"Let's see what time I knock off...Yeah I should be able to make it down by 8:30pm!"
Right, so what's left to do now is to tell him what he's gotten himself into. At least we've arranged for an espionage briefing come Sunday. But I just have a feeling that his guts still won't betray us in the face of all possible shenanigans. Haha, we're in for a treat one way or another. If the barbecue works out, we'd better have a serving of equally or even more lip-smacking chicken soup for the soul. Definitely looking forward to the 19th.
So that's a good cause for celebration. The good cause rather. Because unfortunately, I was hardly able to finish any work today, and this is really getting on my nerves. Though I did complete the bridge for the new tune I've been working on, and I'm quite satisfied with it.

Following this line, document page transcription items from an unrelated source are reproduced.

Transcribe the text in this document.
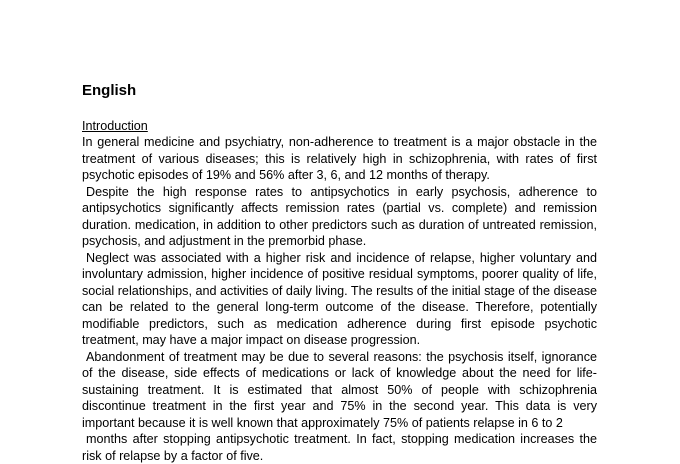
English
Introduction

In general medicine and psychiatry, non-adherence to treatment is a major obstacle in the treatment of various diseases; this is relatively high in schizophrenia, with rates of first psychotic episodes of 19% and 56% after 3, 6, and 12 months of therapy.

Despite the high response rates to antipsychotics in early psychosis, adherence to antipsychotics significantly affects remission rates (partial vs. complete) and remission duration. medication, in addition to other predictors such as duration of untreated remission, psychosis, and adjustment in the premorbid phase.

Neglect was associated with a higher risk and incidence of relapse, higher voluntary and involuntary admission, higher incidence of positive residual symptoms, poorer quality of life, social relationships, and activities of daily living. The results of the initial stage of the disease can be related to the general long-term outcome of the disease. Therefore, potentially modifiable predictors, such as medication adherence during first episode psychotic treatment, may have a major impact on disease progression.

Abandonment of treatment may be due to several reasons: the psychosis itself, ignorance of the disease, side effects of medications or lack of knowledge about the need for life-sustaining treatment. It is estimated that almost 50% of people with schizophrenia discontinue treatment in the first year and 75% in the second year. This data is very important because it is well known that approximately 75% of patients relapse in 6 to 2

months after stopping antipsychotic treatment. In fact, stopping medication increases the risk of relapse by a factor of five.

What does scare me is the amount of time left on my hands till when it's just the pen, the paper and me in a frigid hall with about 400 other studious clones. There is so little of it left that I find myself constantly entertaining thoughts about just becoming a missionary in Africa and snoozing in the Savannah. That works for about...5 seconds on a particularly hopeless day? I then remember the people here for whom I would die rather than be separated from. So what began with a sigh ends with a sigh.
As of now, it's step by step, fork by fork, today's share of manna then tomorrow's share of manna. If I don't take what's right, I won't know what's left. Carpe diem, but live for eternity at the same time. Goodness me, what a load of self-didacticism. And most of all it reminds of a passage in my EE text actually. It takes place when the protagonist (who is an Anglican priest) attempts to fanatically justify his...well...fanaticism, for gambling.
'I cannot see', he said, 'that such a God, whose fundamental requirement of us is that we gamble our mortal souls, every second of our temporal existence...It is true! We must gamble every instant of our allotted span. We must stake everything on the unprovable fact of His existence.'
Chapter 57, Oscar and Lucinda
by Peter Carey
Slap me in the face if I ever say I agree with this. Wait, but not even to the tiniest extent? Well, maybe, but I just don't call it gambling. I call it faith. And the promise that follows is not a growing debt of evidence, but a contract pending on eternity.